On Wednesday, August 10, the Artists’ Coalition of T&T (ACTT) installed the Carnival Queen costume “Madame Cocoyea” in the foyer of Cinema One IMAX at One Woodbrook Place, Port-of-Spain. The installation was sponsored by BRYDEN pi as part of Pantheon—the King and Queen Costumes of T&T Carnival Exhibition’s “ADOPT-A-COSTUME” campaign, which urges corporate and State T&T to save select King and Queen costumes from destruction by adopting them and exhibiting them in lobbies, foyers, and their spaces for a year or more.

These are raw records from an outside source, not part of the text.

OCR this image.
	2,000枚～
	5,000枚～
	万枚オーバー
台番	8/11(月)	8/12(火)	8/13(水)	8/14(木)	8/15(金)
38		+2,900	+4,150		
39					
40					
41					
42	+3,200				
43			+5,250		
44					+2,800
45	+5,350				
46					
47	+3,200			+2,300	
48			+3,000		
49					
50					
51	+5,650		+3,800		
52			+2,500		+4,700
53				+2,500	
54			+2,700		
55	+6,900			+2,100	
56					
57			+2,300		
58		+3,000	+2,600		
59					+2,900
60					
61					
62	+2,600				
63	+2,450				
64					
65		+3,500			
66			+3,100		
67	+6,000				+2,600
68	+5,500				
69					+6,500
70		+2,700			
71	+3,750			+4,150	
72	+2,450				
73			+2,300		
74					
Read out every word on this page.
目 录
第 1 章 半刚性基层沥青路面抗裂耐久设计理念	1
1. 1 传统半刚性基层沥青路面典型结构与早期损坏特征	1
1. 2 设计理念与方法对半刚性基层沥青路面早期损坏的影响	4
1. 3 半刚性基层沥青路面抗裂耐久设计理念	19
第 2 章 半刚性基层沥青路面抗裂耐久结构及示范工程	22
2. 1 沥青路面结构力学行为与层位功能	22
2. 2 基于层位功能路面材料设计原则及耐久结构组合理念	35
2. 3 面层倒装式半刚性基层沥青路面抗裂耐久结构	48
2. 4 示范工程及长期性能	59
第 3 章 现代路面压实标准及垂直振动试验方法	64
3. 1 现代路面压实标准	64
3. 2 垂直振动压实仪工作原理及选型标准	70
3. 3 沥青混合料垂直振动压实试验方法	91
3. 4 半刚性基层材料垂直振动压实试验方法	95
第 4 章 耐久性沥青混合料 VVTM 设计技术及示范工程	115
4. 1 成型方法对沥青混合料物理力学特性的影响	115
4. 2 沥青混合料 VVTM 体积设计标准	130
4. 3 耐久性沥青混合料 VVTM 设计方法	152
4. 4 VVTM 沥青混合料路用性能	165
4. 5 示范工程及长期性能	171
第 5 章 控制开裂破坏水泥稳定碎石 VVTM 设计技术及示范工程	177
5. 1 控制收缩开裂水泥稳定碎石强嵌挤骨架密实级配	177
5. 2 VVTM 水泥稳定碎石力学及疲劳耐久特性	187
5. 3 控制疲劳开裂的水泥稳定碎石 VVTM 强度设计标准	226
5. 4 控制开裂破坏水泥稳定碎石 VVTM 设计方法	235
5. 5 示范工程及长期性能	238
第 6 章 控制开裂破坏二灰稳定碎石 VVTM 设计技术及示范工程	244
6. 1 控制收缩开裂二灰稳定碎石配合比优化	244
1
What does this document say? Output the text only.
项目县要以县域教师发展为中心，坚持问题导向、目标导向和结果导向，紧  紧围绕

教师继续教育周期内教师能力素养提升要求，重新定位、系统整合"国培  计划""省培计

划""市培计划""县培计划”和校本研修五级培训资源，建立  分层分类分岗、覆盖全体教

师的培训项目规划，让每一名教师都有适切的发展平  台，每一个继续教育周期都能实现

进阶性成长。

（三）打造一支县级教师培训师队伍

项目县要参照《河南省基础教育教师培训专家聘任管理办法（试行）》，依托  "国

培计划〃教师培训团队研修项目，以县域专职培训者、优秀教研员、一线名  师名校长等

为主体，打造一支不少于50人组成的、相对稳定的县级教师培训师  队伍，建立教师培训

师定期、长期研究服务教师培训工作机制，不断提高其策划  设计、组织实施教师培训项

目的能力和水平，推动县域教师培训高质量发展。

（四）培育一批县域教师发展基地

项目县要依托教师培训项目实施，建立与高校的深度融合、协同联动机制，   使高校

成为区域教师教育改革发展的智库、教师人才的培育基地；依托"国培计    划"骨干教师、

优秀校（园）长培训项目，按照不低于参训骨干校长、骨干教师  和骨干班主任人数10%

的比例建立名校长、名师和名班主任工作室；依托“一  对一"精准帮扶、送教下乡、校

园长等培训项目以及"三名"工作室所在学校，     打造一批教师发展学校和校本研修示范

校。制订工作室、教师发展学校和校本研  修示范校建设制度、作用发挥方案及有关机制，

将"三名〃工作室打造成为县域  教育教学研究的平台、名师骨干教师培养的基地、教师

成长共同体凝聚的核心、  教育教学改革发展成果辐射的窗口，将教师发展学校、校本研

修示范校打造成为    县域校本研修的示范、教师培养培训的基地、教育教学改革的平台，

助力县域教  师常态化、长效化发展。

The installation also marked the launch of an ACTT led campaign to acquire corporate partners for its Make Madame Cocoyea iunto a Super Hero campaign which will ask primary and secondary school age students and youths under 35 to ‘’create a backstory and first adventure for Madame Cocoyea.’’ The winning entries will receive prizes and see their stories turned into a comic book and a one minute cartoon which will be shown on IMAX screens for a year! In this way the Carnival Queen costume will not only be saved from destruction but now become immortalised & converted into contemporary pop culture.
Madame Cocoyea installed in Imax Lobby
Pantheon is an exhibition celebrating Trinidad and Tobago’s King and Queen of Carnival costume tradition. It was created in 2021 by ACTT’s founder and president, Rubadiri Victor, and in the first year was staged in Woodford Square. In 2022 it was staged in Mille Fleurs, one of the Magnificent 7 great houses around the Queen’s Park Savannah. The Mayor of Port of Spain adopted the event as a permanent part of the city’s post-Carnival calendar, and is a patron of the event.
The King and Queen Costumes are the crown spectacles of Trinidad and Tobago Carnival artisanry. Up to 30ft up and 30ft across, borne by a solitary human figure, they lead bands of costumed individuals as Monarchs across stages and through the streets.
They are the culmination of the imaginative, decorative, and engineering arts of the island. T&T has created a form of large scale costuming, unique in the world in its belief that the dancing-human and extended-costumed body can signify any message imaginable—from the intimate to the epic. We have never had a National Exhibition celebrating them before. Until now.